The UK economy slumped even more than expected in April as the coronavirus lockdowns at home and abroad took their toll, according to preliminary figures released on Thursday.

The value of loans to small and medium enterprises (SMEs) under the government's coronavirus business interruption scheme (CBILS) doubled to £2.8bn in a week but critics still said the pace was too slow.

UK consumer price inflation edged lower in March as fuel and clothing prices fell in the run-up to the coronavirus lockdown.

The governor of the Bank of England has warned that lifting the Covid-19 lockdown too early could cause a severe lack of public confidence and damage the economy.

Official job figures showed employment rising before the Covid-19 crisis hit but a preliminary estimate for March contained evidence that the virus was beginning to take its toll.

The Bank of England’s chief economist Andy Haldane believes Covid-19 has already caused the UK’s economy to shrink, with a further, sharper contraction likely as the first half continues.

UK footfall plummeted in March, as Covid-19 kept consumers at home and shut shops, research published on Monday showed.

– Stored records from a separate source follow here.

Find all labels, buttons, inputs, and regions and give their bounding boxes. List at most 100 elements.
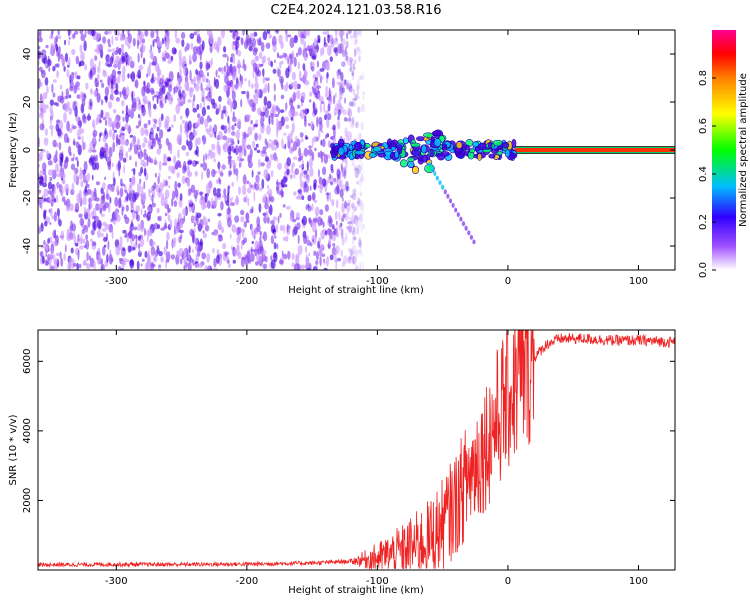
spectrogram-speckle: [169, 144, 173, 155]
spectrogram-speckle: [288, 60, 291, 71]
spectrogram-speckle: [165, 260, 168, 269]
spectrogram-speckle: [312, 238, 315, 243]
spectrogram-speckle: [342, 49, 346, 58]
spectrogram-speckle: [338, 82, 342, 87]
spectrogram-speckle: [230, 104, 233, 113]
spectrogram-speckle: [218, 235, 223, 242]
spectrogram-speckle: [344, 46, 347, 51]
spectrogram-speckle: [321, 129, 324, 134]
spectrogram-speckle: [309, 158, 313, 169]
spectrogram-speckle: [156, 207, 160, 214]
spectrogram-speckle: [254, 181, 257, 189]
spectrogram-speckle: [170, 254, 175, 260]
spectrogram-speckle: [206, 253, 211, 263]
spectrogram-speckle: [160, 256, 164, 263]
spectrogram-speckle: [72, 33, 76, 39]
colorbar-label: Normalized spectral amplitude: [738, 73, 749, 227]
spectrogram-speckle: [341, 215, 345, 220]
spectrogram-speckle: [256, 176, 260, 183]
spectrogram-speckle: [137, 151, 141, 157]
spectrogram-speckle: [129, 134, 134, 138]
spectrogram-speckle: [187, 252, 191, 261]
spectrogram-speckle: [322, 138, 326, 148]
spectrogram-speckle: [133, 144, 139, 155]
spectrogram-speckle: [106, 253, 109, 263]
spectrogram-speckle: [144, 262, 148, 270]
spectrogram-speckle: [348, 117, 352, 122]
spectrogram-speckle: [118, 257, 123, 262]
spectrogram-speckle: [346, 117, 350, 122]
spectrogram-speckle: [196, 212, 202, 219]
spectrogram-speckle: [139, 115, 142, 122]
spectrogram-speckle: [171, 197, 174, 207]
spectrogram-speckle: [243, 148, 247, 157]
spectrogram-speckle: [89, 238, 94, 243]
spectrogram-speckle: [245, 212, 250, 220]
spectrogram-speckle: [142, 95, 148, 103]
spectrogram-speckle: [73, 84, 78, 94]
spectrogram-speckle: [153, 103, 157, 110]
spectrogram-speckle: [57, 30, 60, 36]
spectrogram-speckle: [305, 136, 309, 140]
spectrogram-speckle: [184, 46, 187, 53]
spectrogram-speckle: [253, 31, 258, 37]
spectrogram-speckle: [86, 172, 91, 182]
spectrogram-speckle: [352, 97, 357, 101]
spectrogram-speckle: [249, 148, 253, 158]
spectrogram-speckle: [316, 43, 319, 54]
spectrogram-speckle: [80, 33, 86, 42]
spectrogram-speckle: [68, 94, 72, 99]
spectrogram-speckle: [178, 247, 184, 255]
spectrogram-speckle: [136, 260, 140, 270]
spectrogram-speckle: [75, 81, 80, 88]
spectrogram-speckle: [38, 225, 42, 235]
spectrogram-speckle: [38, 37, 43, 43]
spectrogram-speckle: [274, 235, 277, 239]
spectrogram-speckle: [189, 257, 193, 264]
spectrogram-speckle: [318, 128, 321, 139]
spectrogram-speckle: [100, 187, 104, 195]
spectrogram-x-tick-label: -200: [236, 276, 259, 287]
spectrogram-speckle: [127, 43, 131, 49]
spectrogram-speckle: [109, 196, 112, 204]
spectrogram-speckle: [162, 202, 167, 207]
spectrogram-speckle: [231, 224, 237, 233]
spectrogram-speckle: [138, 99, 141, 105]
spectrogram-speckle: [210, 197, 214, 207]
spectrogram-speckle: [174, 218, 178, 228]
spectrogram-speckle: [312, 101, 315, 111]
signal-blob: [440, 151, 450, 157]
spectrogram-speckle: [47, 237, 50, 244]
spectrogram-speckle: [89, 58, 94, 69]
spectrogram-speckle: [49, 176, 53, 182]
spectrogram-speckle: [53, 240, 58, 247]
spectrogram-speckle: [301, 195, 305, 201]
spectrogram-speckle: [286, 206, 291, 210]
spectrogram-speckle: [105, 95, 108, 103]
spectrogram-speckle: [320, 76, 324, 80]
spectrogram-speckle: [187, 140, 193, 151]
spectrogram-speckle: [139, 221, 145, 233]
spectrogram-speckle: [309, 185, 312, 191]
spectrogram-speckle: [343, 255, 348, 265]
spectrogram-speckle: [100, 232, 104, 238]
spectrogram-speckle: [99, 113, 102, 124]
spectrogram-speckle: [59, 251, 62, 260]
spectrogram-speckle: [359, 191, 363, 197]
spectrogram-speckle: [177, 236, 180, 242]
spectrogram-speckle: [99, 207, 103, 214]
spectrogram-speckle: [265, 210, 269, 219]
spectrogram-speckle: [122, 157, 127, 163]
spectrogram-speckle: [236, 118, 242, 127]
spectrogram-speckle: [186, 176, 190, 184]
spectrogram-speckle: [148, 188, 151, 198]
spectrogram-speckle: [306, 161, 309, 172]
spectrogram-speckle: [266, 100, 272, 110]
spectrogram-speckle: [254, 82, 259, 89]
spectrogram-speckle: [356, 216, 360, 222]
spectrogram-speckle: [336, 169, 341, 179]
spectrogram-speckle: [212, 127, 215, 134]
spectrogram-speckle: [66, 69, 70, 78]
spectrogram-speckle: [298, 70, 302, 81]
spectrogram-speckle: [306, 52, 308, 58]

The prime minister is understood to be "cautious" about easing lockdown restrictions too soon, it was reported on Monday, despite senior cabinet ministers previously signalling otherwise.

International events

German business sentiment fell to a record low in April as the coronavirus outbreak took its toll, according to a widely-followed survey released on Friday.

Orders in the US for goods made to last more than three years crashed lower last month amid huge drops in those for civilian aircraft and those for automobiles and parts.

The eurozone suffered record falls in business activity and employment in April as Covid-19 restrictions shut down much of the region's economy, a survey showed.

Initial weekly US jobless claims continued to surge higher during the latest week, underscoring the dire state of the jobs market.

A big divide remained between the member states of the European Union on whether any coronavirus recovery aid should be handed out as subsidies or loans.

President Trump threatened on Wednesday to destroy any Iranian gunboats that harassed US ships at sea, triggering a so-called 'short squeeze' in US oil futures according to analysts.

German investor sentiment bounced back in April, according to the latest survey from the ZEW Center for European Economic Research in Mannheim.

Italian authorities will ease the Mediterranean country's lockdown measures significantly, possibly as soon as in a fortnight.

US crude oil futures plunged to a low not seen since the last century as concerns mounted that storage facilities could be overwhelmed due to plunging demand from the Covid-19 crisis.

US crude oil futures crashed at the start of the week with the price of West Texas Intermediate falling below zero for the first time ever.